Journal of Advances in Microbiology

Bacterial pneumonia (BP) is an infection caused by the presence of one or more bacteria that mostly affect the lower respiratory tract and cause lung complications. The global prevalence of BP’s  AR is approximately 400 million, with a higher incidence in children at or below the age of 5 years and adults aged 65. This prevalence is further compounded in low and middle-income countries, where access to antibiotics is limited. Understanding the role of genetics in studying persistent antibiotic resistance (AR) by BP causative agents and their predictions is of the essence. There has been limited data on antibiotic resistance of bacterial pneumonia related to their genetic makeup, highlighting how antibiotic resistance in bacterial pneumonia can be related to their genetics and metagenomics can help to improve diagnosis and treatment regimens.
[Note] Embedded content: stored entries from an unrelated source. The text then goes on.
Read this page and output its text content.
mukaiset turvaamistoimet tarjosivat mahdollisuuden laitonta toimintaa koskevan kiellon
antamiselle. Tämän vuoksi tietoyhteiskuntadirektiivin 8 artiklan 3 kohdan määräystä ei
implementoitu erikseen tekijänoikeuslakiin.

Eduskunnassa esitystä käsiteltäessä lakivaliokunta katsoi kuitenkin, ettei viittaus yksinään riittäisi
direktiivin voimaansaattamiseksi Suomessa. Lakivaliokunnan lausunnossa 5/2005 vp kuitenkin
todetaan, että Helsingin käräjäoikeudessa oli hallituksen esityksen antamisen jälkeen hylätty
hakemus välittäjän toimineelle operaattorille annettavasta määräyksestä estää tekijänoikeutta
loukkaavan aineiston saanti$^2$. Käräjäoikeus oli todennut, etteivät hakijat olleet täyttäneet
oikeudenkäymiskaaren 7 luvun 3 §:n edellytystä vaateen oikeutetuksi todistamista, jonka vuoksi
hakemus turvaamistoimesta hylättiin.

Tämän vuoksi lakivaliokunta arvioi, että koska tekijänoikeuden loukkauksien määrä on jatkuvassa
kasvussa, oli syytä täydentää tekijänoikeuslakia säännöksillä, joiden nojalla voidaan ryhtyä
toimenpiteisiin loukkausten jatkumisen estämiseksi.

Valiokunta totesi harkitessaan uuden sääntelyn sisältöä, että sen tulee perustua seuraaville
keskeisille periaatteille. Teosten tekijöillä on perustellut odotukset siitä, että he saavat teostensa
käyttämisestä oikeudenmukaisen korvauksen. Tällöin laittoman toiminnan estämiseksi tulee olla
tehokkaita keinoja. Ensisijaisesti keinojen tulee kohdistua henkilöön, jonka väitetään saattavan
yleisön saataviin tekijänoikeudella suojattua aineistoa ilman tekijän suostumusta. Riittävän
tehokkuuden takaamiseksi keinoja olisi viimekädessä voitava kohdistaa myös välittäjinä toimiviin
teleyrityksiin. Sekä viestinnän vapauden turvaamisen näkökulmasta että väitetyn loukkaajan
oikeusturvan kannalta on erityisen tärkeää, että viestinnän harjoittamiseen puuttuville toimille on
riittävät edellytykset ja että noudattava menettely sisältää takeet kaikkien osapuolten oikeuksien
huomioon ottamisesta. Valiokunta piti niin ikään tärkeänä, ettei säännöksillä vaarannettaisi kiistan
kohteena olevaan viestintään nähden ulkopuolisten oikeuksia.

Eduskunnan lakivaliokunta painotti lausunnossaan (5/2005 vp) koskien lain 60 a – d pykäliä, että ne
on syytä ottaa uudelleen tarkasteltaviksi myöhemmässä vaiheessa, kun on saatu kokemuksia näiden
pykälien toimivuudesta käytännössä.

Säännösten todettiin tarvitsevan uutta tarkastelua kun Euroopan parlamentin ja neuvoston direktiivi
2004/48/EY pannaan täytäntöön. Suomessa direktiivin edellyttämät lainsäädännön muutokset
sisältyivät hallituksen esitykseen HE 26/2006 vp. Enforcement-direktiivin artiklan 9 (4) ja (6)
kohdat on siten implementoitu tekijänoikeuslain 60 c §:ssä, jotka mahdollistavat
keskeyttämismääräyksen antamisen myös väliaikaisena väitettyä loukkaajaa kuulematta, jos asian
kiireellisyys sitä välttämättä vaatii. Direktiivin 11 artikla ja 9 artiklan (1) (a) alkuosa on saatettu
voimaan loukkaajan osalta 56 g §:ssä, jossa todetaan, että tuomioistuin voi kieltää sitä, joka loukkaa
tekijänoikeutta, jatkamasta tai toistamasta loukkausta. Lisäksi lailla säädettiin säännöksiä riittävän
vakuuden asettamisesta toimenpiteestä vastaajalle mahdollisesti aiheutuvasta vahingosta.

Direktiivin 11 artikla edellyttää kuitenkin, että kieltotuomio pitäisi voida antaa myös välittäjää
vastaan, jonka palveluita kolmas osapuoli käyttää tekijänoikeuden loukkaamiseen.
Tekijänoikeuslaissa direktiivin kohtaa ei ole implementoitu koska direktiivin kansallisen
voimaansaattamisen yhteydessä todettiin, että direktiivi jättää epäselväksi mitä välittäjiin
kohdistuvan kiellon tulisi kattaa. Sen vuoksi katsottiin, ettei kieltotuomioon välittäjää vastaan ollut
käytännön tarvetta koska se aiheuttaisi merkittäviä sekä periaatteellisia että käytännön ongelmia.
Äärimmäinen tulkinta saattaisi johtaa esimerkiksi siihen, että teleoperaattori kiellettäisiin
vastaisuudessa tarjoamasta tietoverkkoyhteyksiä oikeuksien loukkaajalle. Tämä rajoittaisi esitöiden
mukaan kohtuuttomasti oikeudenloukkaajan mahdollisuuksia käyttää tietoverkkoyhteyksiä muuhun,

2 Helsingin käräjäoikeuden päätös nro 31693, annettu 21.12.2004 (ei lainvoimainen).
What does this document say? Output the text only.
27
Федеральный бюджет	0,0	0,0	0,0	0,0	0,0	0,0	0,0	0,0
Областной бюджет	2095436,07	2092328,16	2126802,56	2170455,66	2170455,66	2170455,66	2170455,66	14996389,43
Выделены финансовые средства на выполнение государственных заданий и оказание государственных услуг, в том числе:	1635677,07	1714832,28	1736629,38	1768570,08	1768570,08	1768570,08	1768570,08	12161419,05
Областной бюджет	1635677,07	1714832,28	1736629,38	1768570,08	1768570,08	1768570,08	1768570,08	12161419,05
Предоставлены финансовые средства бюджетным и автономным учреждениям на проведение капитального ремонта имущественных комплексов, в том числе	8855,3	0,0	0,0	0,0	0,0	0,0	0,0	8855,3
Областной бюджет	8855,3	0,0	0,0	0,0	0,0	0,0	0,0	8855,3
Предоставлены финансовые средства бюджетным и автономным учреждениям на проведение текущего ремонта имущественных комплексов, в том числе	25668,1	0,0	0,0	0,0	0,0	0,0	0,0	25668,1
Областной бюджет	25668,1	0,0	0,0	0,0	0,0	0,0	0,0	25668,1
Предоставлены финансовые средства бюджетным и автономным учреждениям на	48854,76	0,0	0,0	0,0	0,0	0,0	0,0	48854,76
The evaluated antibiotic resistance sensitivity and genetic characteristics findings have prompted the need for metagenomics. Metagenomics Next Generation Sequencing (mNGS) is a potential diagnostic strategy to achieve clearer and more predictable insights into the antibiotic resistance of common pneumonia-causing bacteria. Additionally, metagenomics has been shown to produce high detection and diagnostic insights for multiple genetic tests done simultaneously. Hence, it is a recommended approach for evaluating the relationship between the AR of pneumonia-causing bacteria and the genetic characteristics of BP. Therefore, this review aims to highlight the relationship between the genetic and metagenomic profiles of bacterial pneumonia and the development of antibiotic resistance, to identify key genetic factors and microbial interactions that contribute to resistance mechanisms. Additionally, it highlights the necessity of utilizing mNGS techniques for AR surveillance and prediction as they relate to BP.